Easy first step in structuring the data: split the string into a list of strings

In [67]:
reviews = rawtext.split('\n')
if reviews[-1]=='':
    del reviews[-1] #Remove last empty item

NameError: name 'rawtext' is not defined

In [68]:
reviews

NameError: name 'reviews' is not defined

Now we structured each review further, by extracting the sentiment and the subject.

In [69]:
import re # Need the python regular expression library for these functions

def getSentimentLabel(text):
    match = re.search(r"(?<=__label__)[0-9]+",text)
    value = match.group(0)
    if value=='1':
        return "negative"
    elif value=='2':
        return "positive"

def getSubject(text):
    split = re.split(r"(?<=__label__)[0-9]+",text)
    return split[1].strip()

Now that we have the bits, we can store them in our own custom data structure `Review` based on a `namedtuple`. We also create a function to parse the reviews into this data structure

In [70]:
from collections import namedtuple # Need a library that gives us a named tuple

Review = namedtuple('review',['label','subject','text'])

In [71]:
def parseReview(text):
    textSplit = text.split(":")
    leader = textSplit[0]
    text = textSplit[1]
    subject = getSubject(leader)
    label = getSentimentLabel(leader)
    return Review(label,subject,text)

In [72]:
structuredReviews = list(map(parseReview,reviews))
structuredReviews

NameError: name 'reviews' is not defined

## [5] Visualising with HTML

We have structured data now, but it is difficult to explore as it is not in a format that is easy for humans to read.

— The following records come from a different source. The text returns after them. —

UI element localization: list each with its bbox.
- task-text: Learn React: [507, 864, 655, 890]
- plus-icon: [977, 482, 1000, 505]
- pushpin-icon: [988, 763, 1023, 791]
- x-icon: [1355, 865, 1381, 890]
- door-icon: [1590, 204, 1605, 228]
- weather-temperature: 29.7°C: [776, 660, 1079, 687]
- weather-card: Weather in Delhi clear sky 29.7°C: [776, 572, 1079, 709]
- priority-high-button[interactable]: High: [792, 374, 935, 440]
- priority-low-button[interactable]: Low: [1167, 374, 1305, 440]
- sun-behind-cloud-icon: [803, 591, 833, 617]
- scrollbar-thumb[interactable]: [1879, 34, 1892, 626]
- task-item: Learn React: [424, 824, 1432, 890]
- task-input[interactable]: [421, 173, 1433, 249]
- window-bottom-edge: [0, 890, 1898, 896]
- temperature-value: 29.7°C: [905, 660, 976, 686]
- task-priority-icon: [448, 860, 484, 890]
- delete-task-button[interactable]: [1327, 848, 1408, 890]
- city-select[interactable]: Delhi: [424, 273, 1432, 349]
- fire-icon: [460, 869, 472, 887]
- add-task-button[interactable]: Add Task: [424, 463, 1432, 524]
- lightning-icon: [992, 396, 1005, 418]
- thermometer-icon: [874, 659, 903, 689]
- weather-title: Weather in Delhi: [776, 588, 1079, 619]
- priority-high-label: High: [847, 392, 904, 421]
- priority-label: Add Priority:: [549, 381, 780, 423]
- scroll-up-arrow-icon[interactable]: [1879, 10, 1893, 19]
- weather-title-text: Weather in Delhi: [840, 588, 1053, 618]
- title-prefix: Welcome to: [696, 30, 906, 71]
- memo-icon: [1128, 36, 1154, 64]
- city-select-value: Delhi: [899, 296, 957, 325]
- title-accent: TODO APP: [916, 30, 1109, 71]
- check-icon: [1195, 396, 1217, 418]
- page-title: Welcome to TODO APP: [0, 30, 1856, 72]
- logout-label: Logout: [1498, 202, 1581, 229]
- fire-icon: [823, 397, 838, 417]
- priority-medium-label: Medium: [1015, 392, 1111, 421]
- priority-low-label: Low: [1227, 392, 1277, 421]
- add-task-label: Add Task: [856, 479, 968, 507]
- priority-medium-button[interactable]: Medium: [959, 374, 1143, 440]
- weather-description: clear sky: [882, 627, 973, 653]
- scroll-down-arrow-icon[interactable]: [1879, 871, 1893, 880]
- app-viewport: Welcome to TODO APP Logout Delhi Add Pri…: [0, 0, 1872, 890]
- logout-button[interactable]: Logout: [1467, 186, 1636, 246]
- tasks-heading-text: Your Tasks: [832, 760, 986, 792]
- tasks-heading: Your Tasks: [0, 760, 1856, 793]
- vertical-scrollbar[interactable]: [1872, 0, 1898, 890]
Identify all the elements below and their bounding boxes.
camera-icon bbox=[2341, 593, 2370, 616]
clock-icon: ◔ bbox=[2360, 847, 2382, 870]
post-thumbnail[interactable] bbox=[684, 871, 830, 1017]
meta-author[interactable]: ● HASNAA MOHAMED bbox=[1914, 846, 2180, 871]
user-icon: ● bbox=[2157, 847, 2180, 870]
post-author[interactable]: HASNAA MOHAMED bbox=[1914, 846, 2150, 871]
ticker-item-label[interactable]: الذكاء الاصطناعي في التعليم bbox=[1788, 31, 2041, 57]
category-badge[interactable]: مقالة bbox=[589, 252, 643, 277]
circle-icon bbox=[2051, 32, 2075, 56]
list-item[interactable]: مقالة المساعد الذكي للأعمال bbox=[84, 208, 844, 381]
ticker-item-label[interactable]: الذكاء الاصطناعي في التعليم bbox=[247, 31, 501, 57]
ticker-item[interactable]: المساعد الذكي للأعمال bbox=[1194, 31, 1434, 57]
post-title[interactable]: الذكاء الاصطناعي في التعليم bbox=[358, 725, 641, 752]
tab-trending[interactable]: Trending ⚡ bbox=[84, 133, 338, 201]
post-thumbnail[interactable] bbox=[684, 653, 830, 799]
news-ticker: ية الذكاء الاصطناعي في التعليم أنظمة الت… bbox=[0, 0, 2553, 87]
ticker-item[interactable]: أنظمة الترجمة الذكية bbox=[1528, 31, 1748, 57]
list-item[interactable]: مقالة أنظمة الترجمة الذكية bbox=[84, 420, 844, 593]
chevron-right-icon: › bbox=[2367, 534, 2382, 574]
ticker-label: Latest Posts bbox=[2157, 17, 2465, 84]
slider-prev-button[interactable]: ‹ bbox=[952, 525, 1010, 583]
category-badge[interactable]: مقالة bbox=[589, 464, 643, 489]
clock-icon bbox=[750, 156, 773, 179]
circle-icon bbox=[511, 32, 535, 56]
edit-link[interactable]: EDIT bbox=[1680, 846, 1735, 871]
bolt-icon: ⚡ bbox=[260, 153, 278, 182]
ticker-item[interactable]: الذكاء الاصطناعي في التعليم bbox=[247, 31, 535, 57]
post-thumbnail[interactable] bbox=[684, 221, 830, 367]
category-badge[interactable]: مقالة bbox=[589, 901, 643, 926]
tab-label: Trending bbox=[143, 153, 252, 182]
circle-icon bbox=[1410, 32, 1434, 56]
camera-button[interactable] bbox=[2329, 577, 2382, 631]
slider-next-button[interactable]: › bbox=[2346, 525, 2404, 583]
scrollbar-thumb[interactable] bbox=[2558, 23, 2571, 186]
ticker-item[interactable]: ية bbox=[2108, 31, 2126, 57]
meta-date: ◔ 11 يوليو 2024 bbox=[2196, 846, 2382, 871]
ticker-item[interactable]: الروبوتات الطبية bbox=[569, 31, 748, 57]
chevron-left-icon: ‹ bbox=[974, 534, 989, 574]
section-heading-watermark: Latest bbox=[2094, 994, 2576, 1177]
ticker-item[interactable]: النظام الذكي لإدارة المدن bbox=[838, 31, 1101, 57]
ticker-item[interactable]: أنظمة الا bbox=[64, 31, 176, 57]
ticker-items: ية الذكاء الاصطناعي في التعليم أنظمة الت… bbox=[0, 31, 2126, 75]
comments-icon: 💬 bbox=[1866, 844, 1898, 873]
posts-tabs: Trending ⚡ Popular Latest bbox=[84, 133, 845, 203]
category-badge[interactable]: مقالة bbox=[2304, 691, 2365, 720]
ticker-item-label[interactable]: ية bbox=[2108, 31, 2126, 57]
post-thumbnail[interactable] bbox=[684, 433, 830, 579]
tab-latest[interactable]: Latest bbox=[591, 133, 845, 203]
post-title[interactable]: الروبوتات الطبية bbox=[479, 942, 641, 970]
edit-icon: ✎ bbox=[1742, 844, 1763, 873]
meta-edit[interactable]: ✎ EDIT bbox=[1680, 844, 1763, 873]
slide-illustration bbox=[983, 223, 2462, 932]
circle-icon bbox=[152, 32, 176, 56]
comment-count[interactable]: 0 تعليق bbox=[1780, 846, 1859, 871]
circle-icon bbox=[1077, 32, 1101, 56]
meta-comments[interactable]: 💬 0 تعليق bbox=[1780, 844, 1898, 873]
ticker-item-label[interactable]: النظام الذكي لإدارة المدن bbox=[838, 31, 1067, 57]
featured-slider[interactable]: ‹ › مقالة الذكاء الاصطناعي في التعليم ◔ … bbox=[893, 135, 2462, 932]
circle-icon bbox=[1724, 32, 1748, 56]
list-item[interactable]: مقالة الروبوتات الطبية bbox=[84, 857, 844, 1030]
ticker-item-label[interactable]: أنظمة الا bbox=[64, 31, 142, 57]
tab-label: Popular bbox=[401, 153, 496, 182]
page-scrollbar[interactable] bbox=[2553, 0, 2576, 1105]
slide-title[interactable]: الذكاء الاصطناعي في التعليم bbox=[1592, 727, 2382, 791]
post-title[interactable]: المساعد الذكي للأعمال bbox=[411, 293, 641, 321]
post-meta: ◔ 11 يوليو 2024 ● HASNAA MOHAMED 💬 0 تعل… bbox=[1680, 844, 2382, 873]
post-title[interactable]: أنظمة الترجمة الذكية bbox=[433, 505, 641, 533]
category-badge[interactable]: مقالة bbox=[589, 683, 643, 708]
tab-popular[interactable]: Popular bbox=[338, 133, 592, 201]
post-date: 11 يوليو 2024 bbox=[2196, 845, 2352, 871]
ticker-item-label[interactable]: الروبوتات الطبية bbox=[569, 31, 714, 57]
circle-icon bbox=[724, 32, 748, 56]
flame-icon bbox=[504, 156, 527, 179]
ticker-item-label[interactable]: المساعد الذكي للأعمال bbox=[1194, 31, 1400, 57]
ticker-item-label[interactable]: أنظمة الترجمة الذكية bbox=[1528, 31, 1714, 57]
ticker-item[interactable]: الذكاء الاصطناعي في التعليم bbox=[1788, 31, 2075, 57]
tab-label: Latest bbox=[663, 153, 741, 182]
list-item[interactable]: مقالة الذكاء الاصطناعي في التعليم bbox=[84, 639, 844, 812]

Let's fix that...

In [73]:
def reviewsToHtml(reviewList):
    def pTag(review): #function that wraps review in tags
        return '<p><b class="'+review.label+'">'+review.subject+"</b>: "+review.text+"</p>"
    paras = map(pTag,reviewList) #Apply the wrapping function to the list
    return HTML(''.join(paras)) #Join the paragraphs together and return as HTML

structReviewsHtml = reviewsToHtml(structuredReviews)
css = HTML("""<style>
.positive { color: green; }
.negative { color: red; }
</style>""")

NameError: name 'structuredReviews' is not defined

In [74]:
display(css,structReviewsHtml)

NameError: name 'css' is not defined

**DISCUSSION**
- We did this 50 reviews. How many could we do this task on?
- What other structuring could we do to the data?
- In what way/s might we have *corrupted* the data?

## [6] Introducing Assignment 3

* Assignment 3 (Reflective Journal) is on blackboard
* Recommend using [GoingOK http://qut.goingok.org](http://qut.goingok.org) to record regular reflections
* Formative component

## [7] Introducing Assignment 1

* Assignment 1 (Data Analytics Notebook) is on blackboard
* 2 parts:
    - Part A - basic skills notebook. Multiple attempts, guaranteed grade, computer marked.
    - Part B - data analytics notebook for two questions. Demonstrate understanding of applying techniques to a specific question.
* Success in part A will guarantee a grade of 4, degree of success in part B will determine final grade.